As I mentioned in my previous blog post, I have looked into and comprehended the ideas of Kurtosis and the least squares linear regression method.
The scatterplot’s relationship between variables is represented by the least squares linear regression approach. The method minimizes the sum of the squares and the vertical separation between the line and the data points while fitting the line to the data points. It is also referred to as a trendline or the line of best fit.
The linear equation, y = b + mx
Where, y = dependent variable
X = Independent variable
B = Y intercept
M = Slope of the line
To get the value of m, below formula is required
M = NΣ(xy) – ΣxΣy/ NΣ(x2) – (Σx)2
To get the value of m, below formula is required
B = Σy – mΣx/N
Where, N = Number of observations
- A statistical term known as kurtosis characterizes a probability distribution’s form. It offers details on the distribution’s peakedness and tails. Kurtosis aids in the analysis of a data set’s outcomes. The degree to which data values are clustered around the mean determines the peaking of a data distribution.Positive kurtosis denotes heavier tails and more peak distribution, indicating that the kurtosis is greater than that of the normal distribution, which has a kurtosis of 3.
A distribution with negative kurtosis has flatter tails and a lower kurtosis value than a distribution with a typical kurtosis of 3.
Kurtosis is equal to the normal distribution, which has a kurtosis of 3 and zero kurtosis suggests moderate tails and medium-height peaks.
In regression analysis, the Breusch-Pagan test is used to check for heteroscedasticity.
As reviewed in class today, the Breusch-Pagan test is used to determine whether a coin is fair, that is, whether it has an equal chance of landing heads or tails.
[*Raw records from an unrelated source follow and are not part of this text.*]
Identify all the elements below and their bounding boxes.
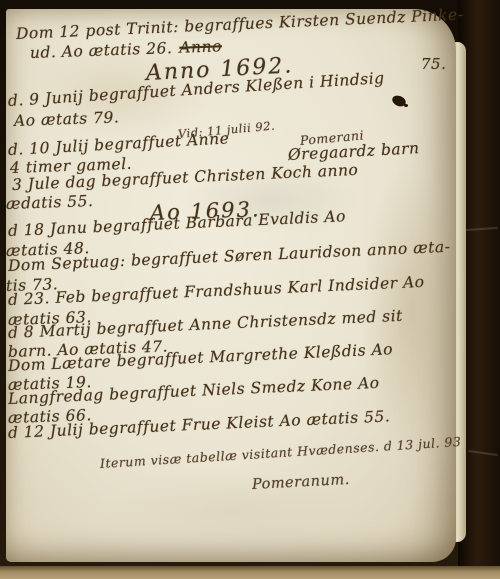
strikethrough-word: Anno <box>179 37 222 56</box>
binding-scratch <box>468 450 498 456</box>
binding-scratch <box>464 227 498 231</box>
manuscript-photo: Dom 12 post Trinit: begraffues Kirsten S… <box>0 0 500 579</box>
table-surface <box>0 566 500 579</box>
page-number: 75. <box>421 55 446 73</box>
ink-blot <box>404 104 408 107</box>
register-line: ædatis 55. <box>6 192 94 213</box>
register-line: Ao ætats 79. <box>14 108 120 130</box>
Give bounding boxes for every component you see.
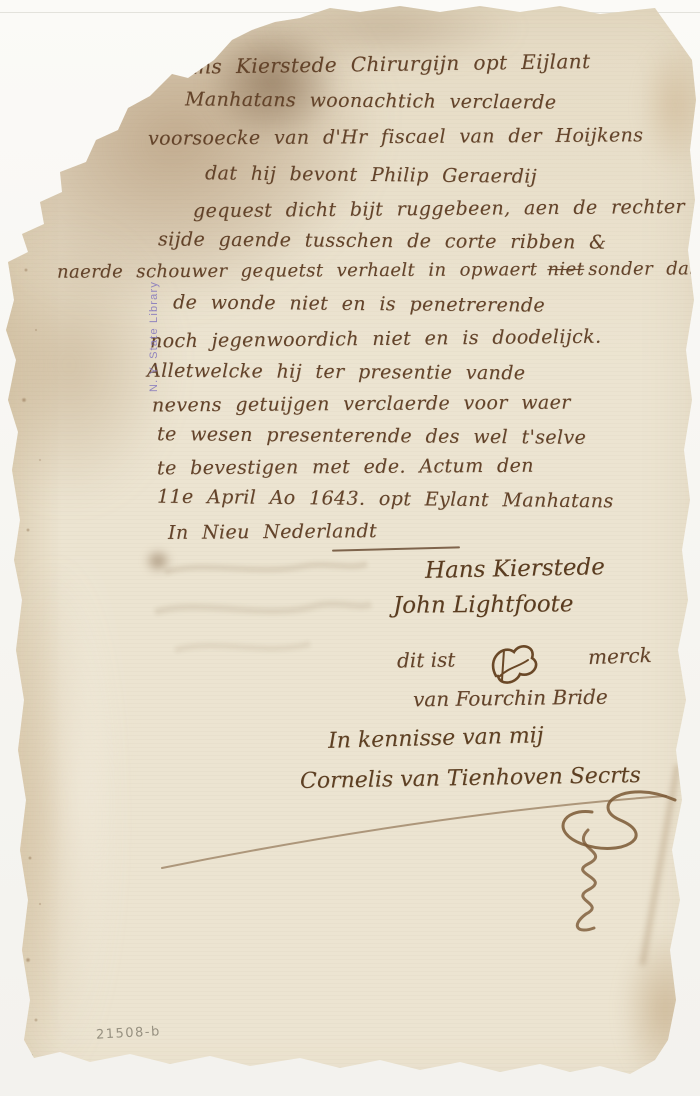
- stain-right-top: [640, 40, 700, 170]
- manuscript-line: nevens getuijgen verclaerde voor waer: [152, 392, 571, 417]
- manuscript-line: Hans Kierstede Chirurgijn opt Eijlant: [168, 49, 591, 79]
- pencil-catalog-number: 21508-b: [96, 1024, 162, 1042]
- paraph-flourish: [470, 778, 695, 938]
- struck-word: niet: [547, 259, 584, 280]
- stain-left-lower: [0, 560, 112, 1080]
- mark-owner-text: van Fourchin Bride: [413, 685, 608, 712]
- ink-showthrough: [145, 550, 375, 670]
- flourish-underline: [332, 546, 460, 551]
- ink-smudge: [144, 548, 172, 574]
- notary-mark-icon: [478, 636, 540, 690]
- line7-text: naerde schouwer gequetst verhaelt in opw…: [57, 259, 537, 283]
- manuscript-line: te bevestigen met ede. Actum den: [157, 455, 534, 480]
- signature-hans-kierstede: Hans Kierstede: [425, 554, 605, 584]
- mark-trail-text: merck: [588, 643, 652, 669]
- light-band: [34, 540, 124, 1060]
- paper-crease: [630, 765, 690, 965]
- manuscript-line: naerde schouwer gequetst verhaelt in opw…: [57, 258, 700, 282]
- manuscript-line: 11e April Ao 1643. opt Eylant Manhatans: [157, 486, 614, 513]
- dark-stain: [205, 22, 340, 142]
- mark-lead-text: dit ist: [397, 647, 456, 672]
- manuscript-line: sijde gaende tusschen de corte ribben &: [158, 228, 607, 253]
- manuscript-line: de wonde niet en is penetrerende: [173, 291, 545, 316]
- attestation-line: In kennisse van mij: [328, 723, 544, 754]
- edge-speckles-lower: [16, 840, 68, 1070]
- manuscript-line: noch jegenwoordich niet en is doodelijck…: [150, 326, 602, 353]
- manuscript-line: te wesen presenterende des wel t'selve: [157, 423, 586, 449]
- manuscript-line: Manhatans woonachtich verclaerde: [185, 88, 557, 113]
- manuscript-paper: Hans Kierstede Chirurgijn opt Eijlant Ma…: [0, 0, 700, 1096]
- edge-speckles-upper: [14, 250, 66, 570]
- manuscript-line: gequest dicht bijt ruggebeen, aen de rec…: [193, 196, 685, 222]
- manuscript-line: voorsoecke van d'Hr fiscael van der Hoij…: [148, 124, 644, 149]
- scanned-manuscript-page: Hans Kierstede Chirurgijn opt Eijlant Ma…: [0, 0, 700, 1096]
- manuscript-line: Alletwelcke hij ter presentie vande: [147, 360, 526, 385]
- flourish-sweep-line: [160, 792, 670, 882]
- manuscript-line: dat hij bevont Philip Geraerdij: [205, 162, 537, 187]
- attestation-signature: Cornelis van Tienhoven Secrts: [300, 763, 641, 794]
- stain-right-bottom: [620, 930, 700, 1090]
- line7-end: sonder dat: [588, 258, 697, 280]
- manuscript-line: In Nieu Nederlandt: [168, 520, 377, 544]
- signature-john-lightfoote: John Lightfoote: [393, 591, 574, 619]
- library-stamp: N. Y. State Library: [148, 281, 160, 392]
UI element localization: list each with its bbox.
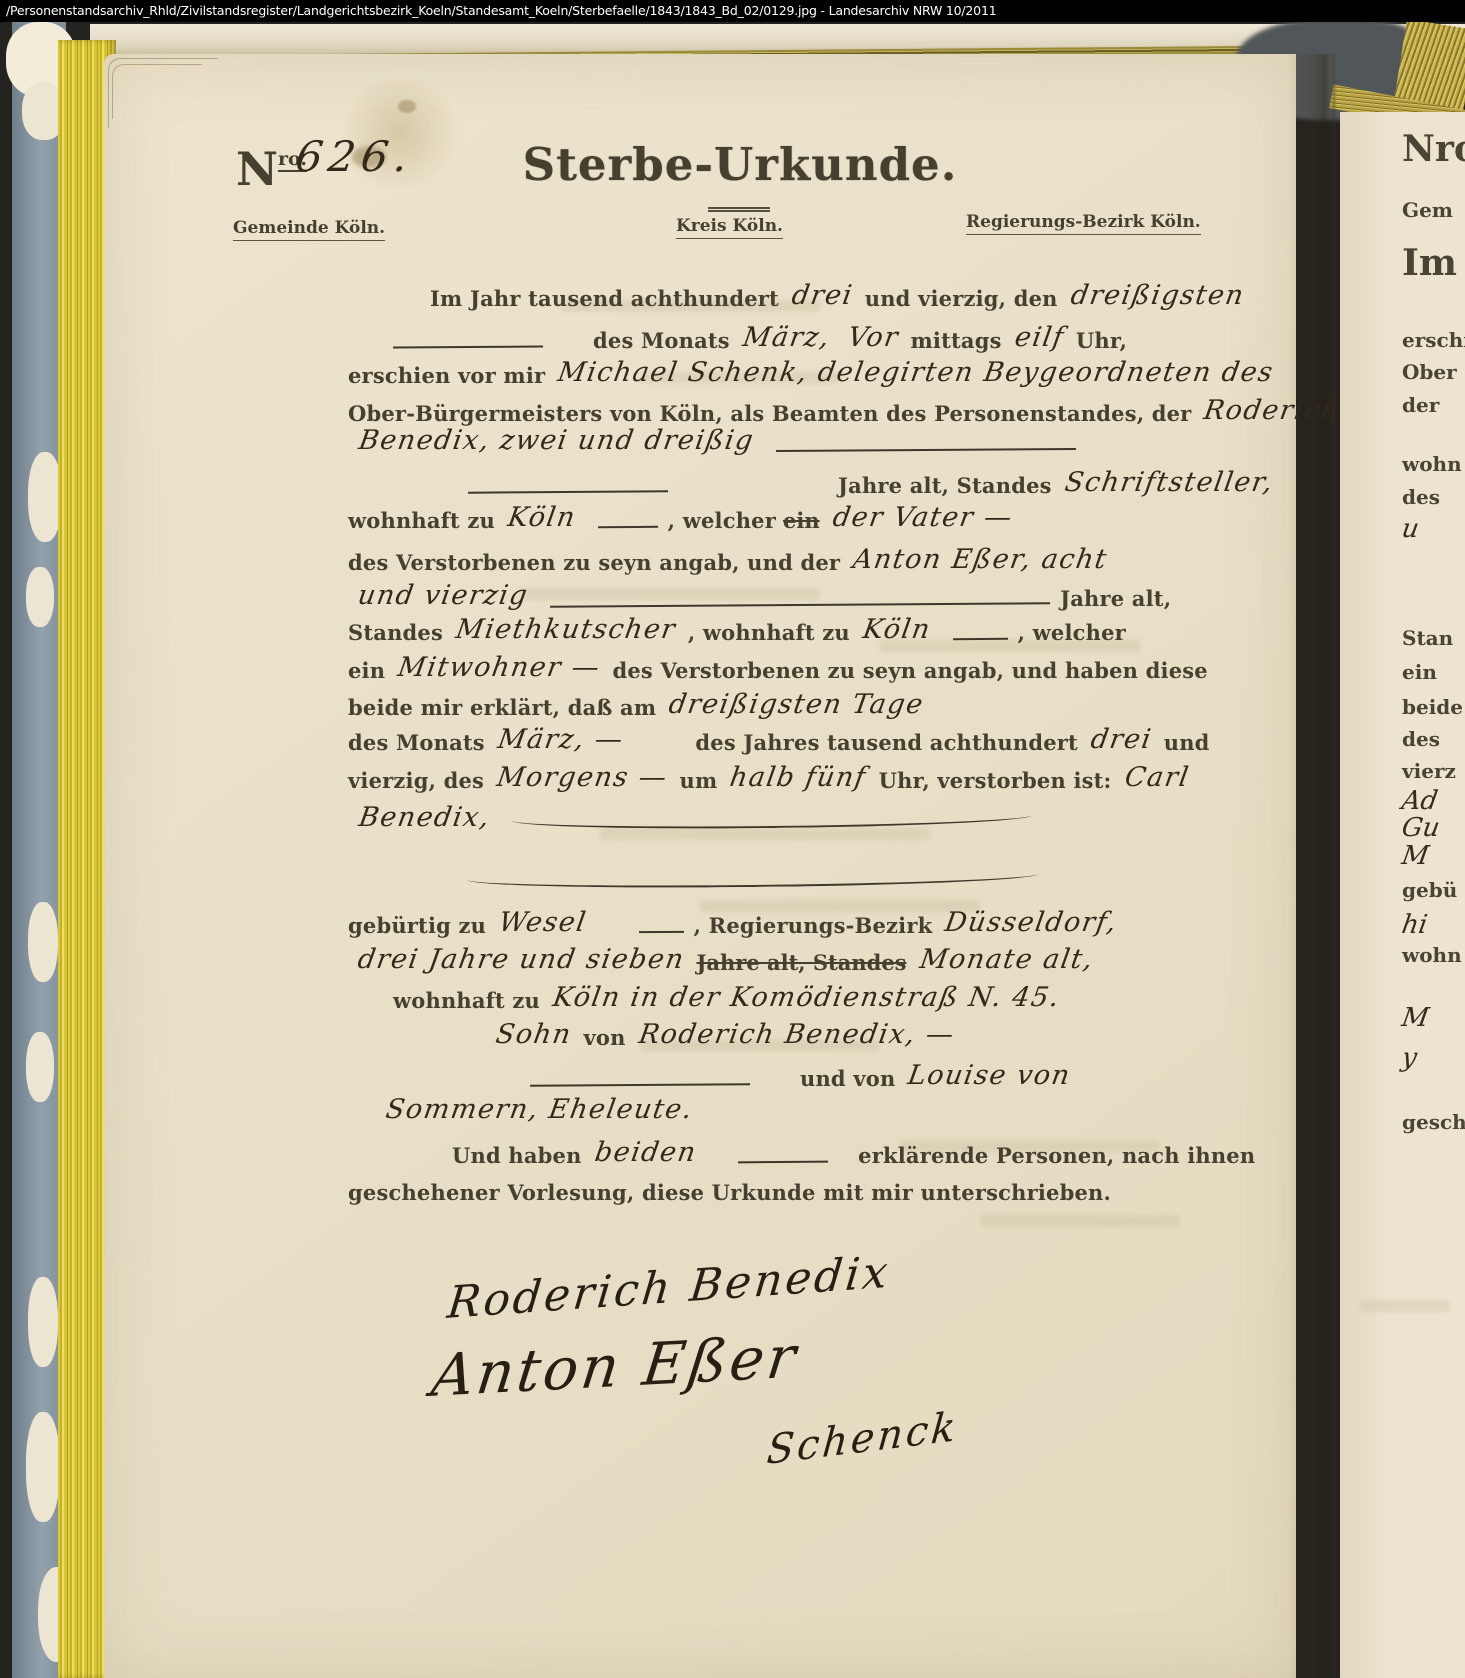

If we choose to toss a coin 100 times and note the results.
There are two types of hypotheses, as follows.
Null Hypothesis (H0): The coin toss data do not exhibit heteroscedasticity, indicating that the variance of the results (heads or tails) is constant over all tosses.
Alternative Hypothesis (Ha): The statistics from the coin toss show heteroscedasticity, indicating that the variance of the results (heads or tails) may not be constant and may change from throw to toss.
- If the p-value is greater than significance level (e.g., 0.05), we do not have enough evidence to reject the null hypothesis. This suggests that the variance of the coin toss outcomes remains relatively constant, and there is no significant heteroscedasticity.
- If the p-value is less than significance level, we may reject the null hypothesis in favor of the alternative hypothesis. This implies that there is evidence of heteroscedasticity, indicating that the variance of coin toss outcomes may not be constant, and there could be variations in the coin’s behavior across the tosses.